Interrogé sur une éventuelle entrevue avec le dirigeant nord-coréen, le président américain a répondu « Oui, je le rencontrerai ». Il a par ailleurs estimé que Pyongyang détient 57 têtes nucléaires. L’hypothèse d’un rendez-vous en novembre, en marge du sommet de l’Apec en Chine, circule parmi les observateurs.
Donald Trump a confirmé son intention de rencontrer Kim Jong Un avant la fin de l’année 2026. Interrogé sur le sujet, le président américain a répondu sans détour : « Oui, je le rencontrerai », en réaffirmant qu’il s’entendait « très bien » avec le dirigeant nord-coréen.
Un chiffre lâché sur l’arsenal nord-coréen
L’annonce s’est accompagnée d’une estimation rarement formulée publiquement à ce niveau : selon le président américain, la Corée du Nord détiendrait 57 têtes nucléaires. « Cela n’aurait jamais dû arriver », a-t-il commenté, en ajoutant qu’il l’aurait empêché s’il avait été président à l’époque.
Le chiffre, s’il correspond aux estimations des instituts spécialisés, n’avait pas été validé aussi directement par un chef d’État américain. Sa divulgation constitue en soi une forme de reconnaissance implicite du statut nucléaire de fait de Pyongyang, ce que la doctrine américaine officielle a toujours refusé d’acter.
Novembre et l’Apec comme fenêtre possible
Aucune date ni aucun lieu n’ont été officialisés.
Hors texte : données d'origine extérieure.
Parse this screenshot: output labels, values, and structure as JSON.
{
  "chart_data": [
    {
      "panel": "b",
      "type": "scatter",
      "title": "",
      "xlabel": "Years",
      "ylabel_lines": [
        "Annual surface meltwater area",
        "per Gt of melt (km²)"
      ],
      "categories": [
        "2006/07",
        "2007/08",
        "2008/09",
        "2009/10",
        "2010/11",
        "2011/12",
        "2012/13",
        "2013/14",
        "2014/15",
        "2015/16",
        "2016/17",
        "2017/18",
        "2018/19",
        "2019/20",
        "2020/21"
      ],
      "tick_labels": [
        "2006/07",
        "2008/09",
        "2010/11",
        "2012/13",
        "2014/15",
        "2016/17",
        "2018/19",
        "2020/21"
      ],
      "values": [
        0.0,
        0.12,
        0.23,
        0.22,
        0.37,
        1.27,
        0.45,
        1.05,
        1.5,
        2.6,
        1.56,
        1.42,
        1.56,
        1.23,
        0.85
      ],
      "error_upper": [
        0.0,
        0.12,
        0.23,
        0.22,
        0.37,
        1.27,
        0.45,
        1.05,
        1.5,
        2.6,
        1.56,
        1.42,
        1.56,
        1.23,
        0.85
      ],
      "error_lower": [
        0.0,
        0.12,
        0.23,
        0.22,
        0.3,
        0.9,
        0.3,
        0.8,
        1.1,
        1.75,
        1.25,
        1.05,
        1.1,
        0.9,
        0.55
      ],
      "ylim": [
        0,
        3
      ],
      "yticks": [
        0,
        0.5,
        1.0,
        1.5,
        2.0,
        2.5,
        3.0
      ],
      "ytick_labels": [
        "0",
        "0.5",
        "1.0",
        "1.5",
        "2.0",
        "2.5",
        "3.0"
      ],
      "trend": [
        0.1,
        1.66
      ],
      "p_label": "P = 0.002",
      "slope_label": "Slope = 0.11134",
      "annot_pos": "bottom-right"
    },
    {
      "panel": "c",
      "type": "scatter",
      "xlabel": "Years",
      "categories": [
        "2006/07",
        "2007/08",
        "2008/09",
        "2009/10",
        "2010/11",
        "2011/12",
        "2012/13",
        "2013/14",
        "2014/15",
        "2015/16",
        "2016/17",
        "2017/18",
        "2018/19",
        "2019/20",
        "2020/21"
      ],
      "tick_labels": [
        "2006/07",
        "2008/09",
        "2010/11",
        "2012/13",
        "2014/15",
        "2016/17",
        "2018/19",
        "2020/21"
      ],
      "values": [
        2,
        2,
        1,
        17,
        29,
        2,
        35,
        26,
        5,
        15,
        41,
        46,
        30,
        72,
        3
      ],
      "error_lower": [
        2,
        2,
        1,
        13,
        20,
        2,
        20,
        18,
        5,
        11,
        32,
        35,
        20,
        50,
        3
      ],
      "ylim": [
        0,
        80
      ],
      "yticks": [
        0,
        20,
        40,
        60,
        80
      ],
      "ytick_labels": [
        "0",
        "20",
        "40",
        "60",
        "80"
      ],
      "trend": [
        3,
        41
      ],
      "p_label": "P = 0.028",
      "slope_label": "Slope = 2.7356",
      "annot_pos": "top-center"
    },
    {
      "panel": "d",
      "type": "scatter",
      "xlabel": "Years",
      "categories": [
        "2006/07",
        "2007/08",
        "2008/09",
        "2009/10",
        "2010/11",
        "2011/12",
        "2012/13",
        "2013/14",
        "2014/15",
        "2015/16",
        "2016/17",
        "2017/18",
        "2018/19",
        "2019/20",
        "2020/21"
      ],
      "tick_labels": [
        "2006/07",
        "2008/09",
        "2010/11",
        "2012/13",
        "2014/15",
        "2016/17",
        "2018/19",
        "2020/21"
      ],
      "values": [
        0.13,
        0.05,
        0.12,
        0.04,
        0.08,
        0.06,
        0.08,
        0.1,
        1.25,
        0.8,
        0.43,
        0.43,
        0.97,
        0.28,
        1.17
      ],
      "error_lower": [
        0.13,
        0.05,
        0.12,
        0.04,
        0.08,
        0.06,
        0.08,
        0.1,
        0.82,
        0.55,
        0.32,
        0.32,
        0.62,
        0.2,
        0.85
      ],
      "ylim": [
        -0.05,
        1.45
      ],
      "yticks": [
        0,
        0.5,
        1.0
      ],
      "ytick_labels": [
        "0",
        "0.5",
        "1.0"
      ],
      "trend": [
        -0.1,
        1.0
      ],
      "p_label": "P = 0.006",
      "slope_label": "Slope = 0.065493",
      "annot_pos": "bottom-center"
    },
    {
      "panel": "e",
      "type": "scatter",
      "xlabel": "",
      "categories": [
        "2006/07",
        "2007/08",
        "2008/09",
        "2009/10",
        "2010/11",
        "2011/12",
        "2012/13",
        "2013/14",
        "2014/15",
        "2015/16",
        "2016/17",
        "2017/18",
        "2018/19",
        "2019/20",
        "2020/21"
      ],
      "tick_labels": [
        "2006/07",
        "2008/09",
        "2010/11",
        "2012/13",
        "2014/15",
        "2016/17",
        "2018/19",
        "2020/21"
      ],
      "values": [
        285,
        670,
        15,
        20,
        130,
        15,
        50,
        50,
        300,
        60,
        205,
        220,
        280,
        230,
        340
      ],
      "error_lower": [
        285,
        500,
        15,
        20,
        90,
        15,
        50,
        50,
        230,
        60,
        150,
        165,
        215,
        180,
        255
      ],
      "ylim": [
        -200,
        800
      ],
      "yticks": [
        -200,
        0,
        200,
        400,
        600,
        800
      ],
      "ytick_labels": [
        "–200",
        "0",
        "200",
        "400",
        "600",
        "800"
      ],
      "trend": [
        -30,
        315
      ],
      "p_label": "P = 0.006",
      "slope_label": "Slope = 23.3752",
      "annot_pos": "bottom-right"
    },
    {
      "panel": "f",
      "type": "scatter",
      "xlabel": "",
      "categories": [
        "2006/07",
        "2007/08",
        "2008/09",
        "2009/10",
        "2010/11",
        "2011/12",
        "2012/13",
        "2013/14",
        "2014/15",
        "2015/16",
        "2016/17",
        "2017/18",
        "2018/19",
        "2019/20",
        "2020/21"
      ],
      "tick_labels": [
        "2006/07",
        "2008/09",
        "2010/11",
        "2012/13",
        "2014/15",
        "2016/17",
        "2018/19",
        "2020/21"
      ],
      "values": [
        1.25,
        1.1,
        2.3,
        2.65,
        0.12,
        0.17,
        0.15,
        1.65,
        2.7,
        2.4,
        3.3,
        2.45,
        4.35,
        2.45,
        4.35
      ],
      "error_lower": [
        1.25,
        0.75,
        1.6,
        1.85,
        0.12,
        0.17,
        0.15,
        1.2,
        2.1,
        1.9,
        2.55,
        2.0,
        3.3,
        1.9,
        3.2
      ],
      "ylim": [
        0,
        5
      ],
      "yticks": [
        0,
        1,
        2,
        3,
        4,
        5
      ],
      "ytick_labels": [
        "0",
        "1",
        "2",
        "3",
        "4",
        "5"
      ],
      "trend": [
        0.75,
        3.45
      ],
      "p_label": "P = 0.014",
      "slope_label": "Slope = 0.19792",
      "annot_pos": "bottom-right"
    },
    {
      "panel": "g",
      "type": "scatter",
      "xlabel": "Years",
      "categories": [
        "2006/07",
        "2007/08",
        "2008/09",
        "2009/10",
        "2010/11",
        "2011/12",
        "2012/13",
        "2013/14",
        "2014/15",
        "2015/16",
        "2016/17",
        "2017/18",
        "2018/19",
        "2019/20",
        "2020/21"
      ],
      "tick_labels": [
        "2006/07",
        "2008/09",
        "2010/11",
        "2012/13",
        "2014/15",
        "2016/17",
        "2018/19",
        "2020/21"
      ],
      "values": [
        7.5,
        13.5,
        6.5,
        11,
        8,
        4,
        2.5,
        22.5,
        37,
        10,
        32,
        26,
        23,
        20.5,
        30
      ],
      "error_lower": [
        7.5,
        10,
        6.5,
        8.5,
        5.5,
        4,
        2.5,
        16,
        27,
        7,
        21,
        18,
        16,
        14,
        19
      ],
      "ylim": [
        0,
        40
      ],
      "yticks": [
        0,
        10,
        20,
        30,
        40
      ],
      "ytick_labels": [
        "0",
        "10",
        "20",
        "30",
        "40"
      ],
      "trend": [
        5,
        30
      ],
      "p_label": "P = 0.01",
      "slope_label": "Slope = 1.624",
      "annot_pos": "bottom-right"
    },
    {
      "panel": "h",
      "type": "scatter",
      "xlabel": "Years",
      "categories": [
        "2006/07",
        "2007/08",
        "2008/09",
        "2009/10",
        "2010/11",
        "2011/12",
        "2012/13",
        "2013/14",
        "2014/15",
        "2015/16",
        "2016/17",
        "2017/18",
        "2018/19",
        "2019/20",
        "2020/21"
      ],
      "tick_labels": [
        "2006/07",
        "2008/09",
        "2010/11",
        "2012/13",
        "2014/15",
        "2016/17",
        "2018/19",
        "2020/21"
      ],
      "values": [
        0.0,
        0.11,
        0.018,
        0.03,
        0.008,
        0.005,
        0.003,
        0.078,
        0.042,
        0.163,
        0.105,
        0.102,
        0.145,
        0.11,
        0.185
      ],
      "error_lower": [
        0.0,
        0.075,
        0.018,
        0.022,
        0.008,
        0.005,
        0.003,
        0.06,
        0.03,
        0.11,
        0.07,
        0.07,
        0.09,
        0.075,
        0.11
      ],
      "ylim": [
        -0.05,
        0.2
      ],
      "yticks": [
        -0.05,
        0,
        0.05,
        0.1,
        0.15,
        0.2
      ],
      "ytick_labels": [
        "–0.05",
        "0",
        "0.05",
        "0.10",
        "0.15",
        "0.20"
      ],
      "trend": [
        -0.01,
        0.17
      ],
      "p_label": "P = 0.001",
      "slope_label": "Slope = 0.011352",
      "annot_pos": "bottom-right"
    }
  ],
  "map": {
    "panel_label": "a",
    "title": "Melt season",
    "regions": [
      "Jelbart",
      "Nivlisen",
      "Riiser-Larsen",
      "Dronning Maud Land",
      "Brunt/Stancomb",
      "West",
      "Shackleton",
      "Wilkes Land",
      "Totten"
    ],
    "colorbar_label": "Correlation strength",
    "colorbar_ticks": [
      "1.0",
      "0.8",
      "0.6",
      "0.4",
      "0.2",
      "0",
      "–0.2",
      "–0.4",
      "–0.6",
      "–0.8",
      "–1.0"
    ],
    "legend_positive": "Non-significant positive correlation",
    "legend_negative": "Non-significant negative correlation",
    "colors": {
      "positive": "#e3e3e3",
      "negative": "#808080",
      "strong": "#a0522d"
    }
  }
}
Plusieurs observateurs évoquent la possibilité d’une rencontre en novembre, en marge du sommet de l’Apec organisé en Chine, formule qui présenterait l’avantage logistique et diplomatique d’un déplacement déjà programmé.
Trois sommets sous le premier mandat
L’histoire de cette relation est celle d’une diplomatie spectaculaire aux résultats limités. Trois rencontres avaient eu lieu durant le premier mandat de Donald Trump, à Singapour, Hanoï et dans la zone démilitarisée intercoréenne. Aucune n’avait débouché sur un accord de dénucléarisation, la négociation ayant achoppé sur l’ampleur des concessions réciproques.
Un signal qui prolonge celui de dimanche
L’annonce intervient quelques jours après la déclaration du président américain sur son intention de « réduire considérablement » les exercices militaires conjoints avec la Corée du Sud, qu’il avait qualifiés d’« inappropriés et hostiles » envers Pyongyang. Séoul avait répliqué que l’exercice Ulchi Freedom Shield se déroulait comme prévu.
Les deux séquences dessinent une même orientation : un réengagement personnel avec Kim Jong Un, assumé au prix de tensions avec l’allié sud-coréen. Une approche qui laisse ouverte la question de la contrepartie que Washington serait prêt à consentir, et de ce que Pyongyang, désormais fort d’un arsenal consolidé, jugerait suffisant pour négocier.